Reactions: Thank You! 1


----------



## David Van Asperen (Mar 19, 2018)

Looks like it will be a fun day or two of milling those. I too want to see some pics of it when you open them up. 
Dave


----------



## Allen Tomaszek (Mar 19, 2018)

Will do! I like sharing milling photos so I’ll make sure to put some up when we saw these.

Reactions: Thank You! 2 | Way Cool 1


----------



## woodtickgreg (Mar 19, 2018)

I'd like to see some 12 x 12 turning blocks


----------



## Herb G. (Mar 20, 2018)

I'd like to get in line of you sell any bowl or peppermill turning blanks.


----------



## sprucegum (Mar 20, 2018)

Herb G. said:


> I'd like to get in line of you sell any bowl or peppermill turning blanks.
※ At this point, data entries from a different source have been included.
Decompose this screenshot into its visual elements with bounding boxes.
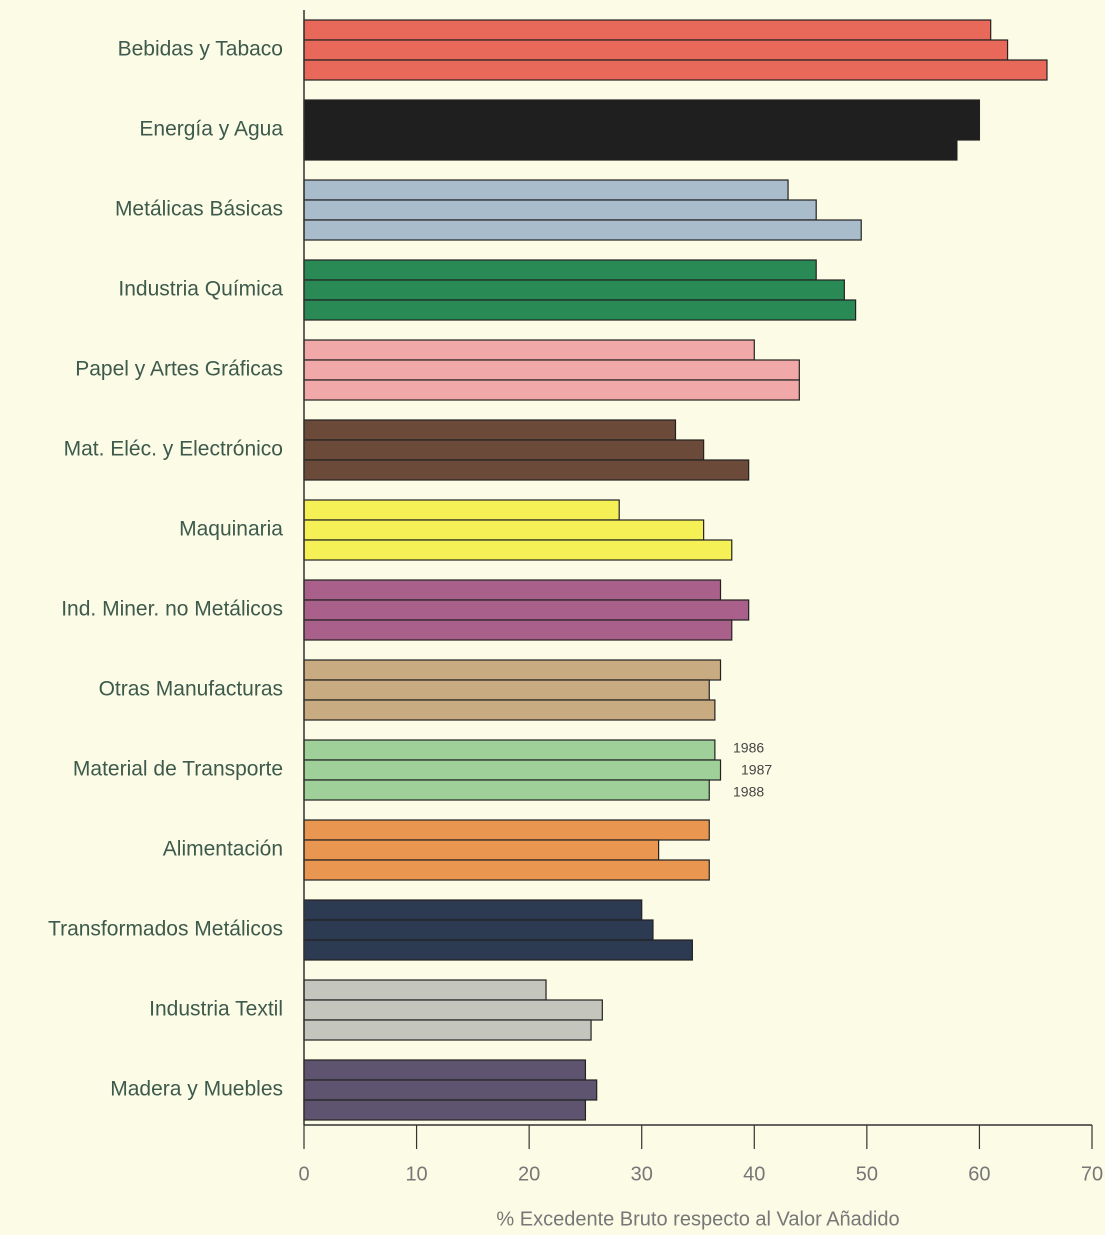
bar	[303, 1019, 592, 1041]
bar	[303, 299, 857, 321]
bar	[303, 99, 981, 121]
bar	[303, 419, 677, 441]
bar	[303, 739, 716, 761]
legend-label: 1988	[733, 784, 764, 800]
category-label: Madera y Muebles	[110, 1078, 283, 1101]
category-label: Metálicas Básicas	[115, 198, 283, 221]
bar	[303, 579, 722, 601]
bar	[303, 899, 643, 921]
bar	[303, 119, 981, 141]
bar	[303, 439, 705, 461]
bar	[303, 759, 722, 781]
category-label: Material de Transporte	[73, 758, 283, 781]
bar	[303, 339, 755, 361]
category-label: Industria Química	[118, 278, 283, 301]
bar	[303, 619, 733, 641]
legend-label: 1987	[741, 762, 772, 778]
bar	[303, 139, 958, 161]
bar	[303, 379, 800, 401]
bar	[303, 19, 992, 41]
x-tick-label: 70	[1081, 1163, 1103, 1185]
category-label: Industria Textil	[149, 998, 283, 1021]
bar	[303, 179, 789, 201]
category-label: Energía y Agua	[139, 118, 283, 141]
category-label: Alimentación	[163, 838, 283, 861]
bar	[303, 699, 716, 721]
category-label: Transformados Metálicos	[48, 918, 283, 941]
bar	[303, 519, 705, 541]
bar	[303, 39, 1009, 61]
category-label: Bebidas y Tabaco	[118, 38, 283, 61]
bar	[303, 979, 547, 1001]
bar	[303, 839, 660, 861]
bar	[303, 1059, 587, 1081]
bar	[303, 599, 750, 621]
bar	[303, 219, 862, 241]
bar	[303, 859, 710, 881]
bar	[303, 1099, 587, 1121]
bar	[303, 1079, 598, 1101]
x-tick-label: 40	[743, 1163, 765, 1185]
x-tick-label: 30	[631, 1163, 653, 1185]
bar	[303, 259, 817, 281]
bar	[303, 999, 603, 1021]
bar	[303, 59, 1048, 81]
x-axis-label: % Excedente Bruto respecto al Valor Añad…	[496, 1208, 899, 1230]
legend-label: 1986	[733, 740, 764, 756]
bar	[303, 939, 693, 961]
bar	[303, 679, 710, 701]
bar	[303, 659, 722, 681]
category-label: Ind. Miner. no Metálicos	[61, 598, 283, 621]
category-label: Otras Manufacturas	[99, 678, 283, 701]
bar	[303, 779, 710, 801]
bar	[303, 199, 817, 221]
x-tick-label: 0	[298, 1163, 309, 1185]
category-label: Papel y Artes Gráficas	[75, 358, 283, 381]
bar	[303, 919, 654, 941]
category-label: Mat. Eléc. y Electrónico	[64, 438, 283, 461]
bar	[303, 819, 710, 841]
bar	[303, 359, 800, 381]
bar	[303, 499, 620, 521]
category-label: Maquinaria	[179, 518, 283, 541]
x-tick-label: 60	[968, 1163, 990, 1185]
x-tick-label: 20	[518, 1163, 540, 1185]
x-tick-label: 50	[856, 1163, 878, 1185]
bar	[303, 279, 845, 301]
x-tick-label: 10	[405, 1163, 427, 1185]
bar	[303, 459, 750, 481]
bar	[303, 539, 733, 561]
Butternut is pretty wood, I have never seen any turned that I know of.


----------



## sprucegum (Mar 20, 2018)

We don't find much butternut here but the occasional tree does show up. Most people that grew up in this part of VT. pronounce it buttnut, first time I saw the word in print I thought it was spelled wrong. Pretty sure we say it wrong the nuts don't taste a lot like butter they taste nothing like butt.


----------



## DKMD (Mar 20, 2018)

Will have to take your word on the butt vs. butter thing, Dave.

Reactions: Funny 1


----------



## Herb G. (Mar 21, 2018)

sprucegum said:


> Butternut is pretty wood, I have never seen any turned that I know of.


Butternut (aka White Walnut) turns like a dream. It has a little fuzz on it when it's done, so you have to have fresh sandpaper. But other than that, it's a beautiful wood.


----------



## Allen Tomaszek (Mar 21, 2018)

@woodtickgreg and @Herb G. I’ll send you a message and post some material for you. I’ll be on the road Thursday but can get something together for you in the next day or two.

Reactions: Way Cool 1


----------